Burada bize ilginç bir soru da gelmesi gerekir: neden buraya İranlılar durmadan ev alıyor. Sterlinlik milhon veren kesimin iran fakiri olduğunu düşünmemek şart. Bunlar irandaki rejimden kaçan kesimlerdir. Ayrıca, tüm iran protestolarında ünüversiteler direk destek moduna giriyor. Oysa K. KIbrıstaki ünüversitelerin yapısal özellikleri nedeniyle genelde iç protestolarında katılımı ya cılız veya hiç derecesindedir. Sanırım, iran hareketliliği gerek kadın gerek ünüversite bakışının bizde sorgulanma aciliğini de yaratıyor. Bunu da ekleyelim.

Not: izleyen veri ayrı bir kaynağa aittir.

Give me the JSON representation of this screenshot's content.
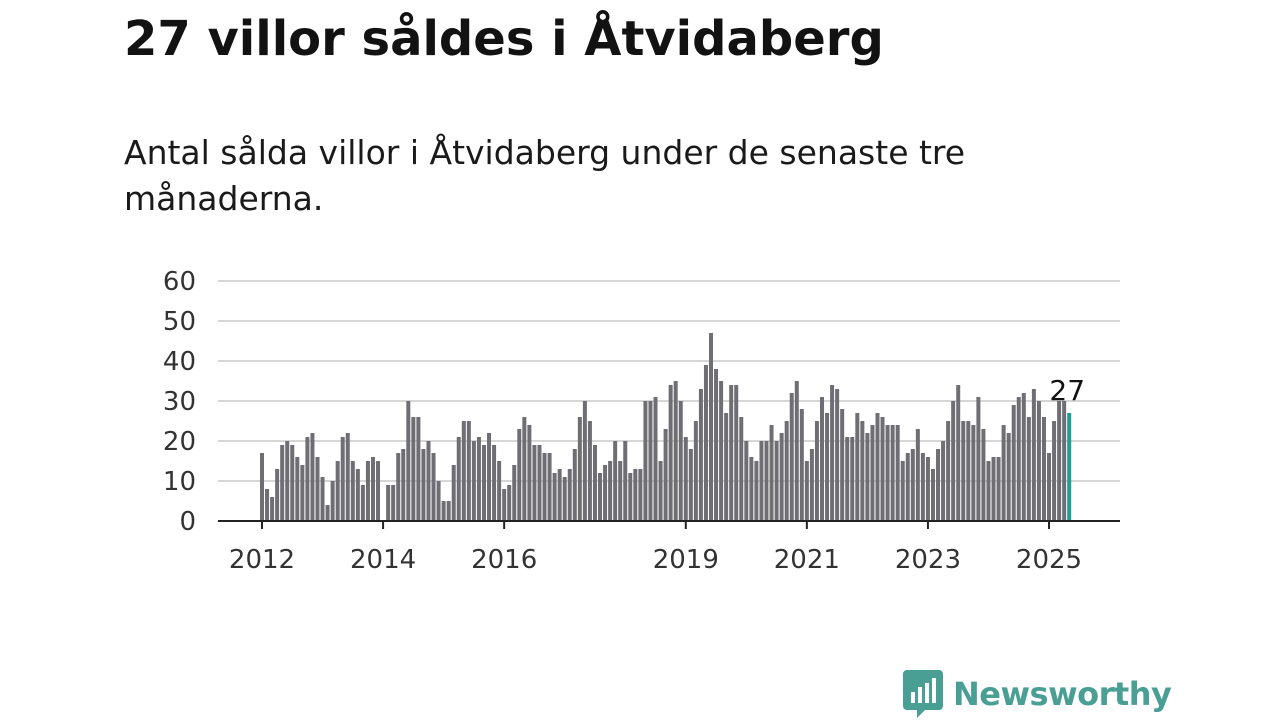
{
  "title": "27 villor såldes i Åtvidaberg",
  "subtitle": "Antal sålda villor i Åtvidaberg under de senaste tre månaderna.",
  "brand": {
    "name": "Newsworthy",
    "icon": "newsworthy-logo-icon",
    "color": "#4a9f95"
  },
  "chart_data": {
    "type": "bar",
    "x_start": "2012-01",
    "x_ticks": [
      "2012",
      "2014",
      "2016",
      "2019",
      "2021",
      "2023",
      "2025"
    ],
    "y_ticks": [
      "0",
      "10",
      "20",
      "30",
      "40",
      "50",
      "60"
    ],
    "ylim": [
      0,
      60
    ],
    "grid": true,
    "bar_color": "#6f6e75",
    "highlight_color": "#1f9e92",
    "highlight_label": "27",
    "values": [
      17,
      8,
      6,
      13,
      19,
      20,
      19,
      16,
      14,
      21,
      22,
      16,
      11,
      4,
      10,
      15,
      21,
      22,
      15,
      13,
      9,
      15,
      16,
      15,
      0,
      9,
      9,
      17,
      18,
      30,
      26,
      26,
      18,
      20,
      17,
      10,
      5,
      5,
      14,
      21,
      25,
      25,
      20,
      21,
      19,
      22,
      19,
      15,
      8,
      9,
      14,
      23,
      26,
      24,
      19,
      19,
      17,
      17,
      12,
      13,
      11,
      13,
      18,
      26,
      30,
      25,
      19,
      12,
      14,
      15,
      20,
      15,
      20,
      12,
      13,
      13,
      30,
      30,
      31,
      15,
      23,
      34,
      35,
      30,
      21,
      18,
      25,
      33,
      39,
      47,
      38,
      35,
      27,
      34,
      34,
      26,
      20,
      16,
      15,
      20,
      20,
      24,
      20,
      22,
      25,
      32,
      35,
      28,
      15,
      18,
      25,
      31,
      27,
      34,
      33,
      28,
      21,
      21,
      27,
      25,
      22,
      24,
      27,
      26,
      24,
      24,
      24,
      15,
      17,
      18,
      23,
      17,
      16,
      13,
      18,
      20,
      25,
      30,
      34,
      25,
      25,
      24,
      31,
      23,
      15,
      16,
      16,
      24,
      22,
      29,
      31,
      32,
      26,
      33,
      30,
      26,
      17,
      25,
      30,
      30,
      27
    ]
  }
}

Son bir not: irandan Şiliye eğer kadınlar öne çıkıyorsa, uğradıkları baskılar kadar, örgütlü olmalarının ve genel sınıfsal seçeneksizliğin olmasının da zorunlu sonucudur. Örgütlü olan kaçınılmaz olarak kendi gerçeğini de haykırma şansının önceliği olur. Bunlar son iran eylemleriyle aklıma gelen önemli düşüncemdir. Ayrıca unutmayalım: iran bölgesel bir güçtür. Amerikanın tasfiye tetmek istediği ülkedir. Anti Amerikan ve kapitalist devlet yapısına sahiptir. Emperyalizme karşı ve gerici mollalı kurumsallaşmasına da sahip. Böylesi çelişkili sistemsel bölgesel devletdir. Kırılma veya yeni rejim direk Ortadoğuyu da altüst edecek düzeydedir.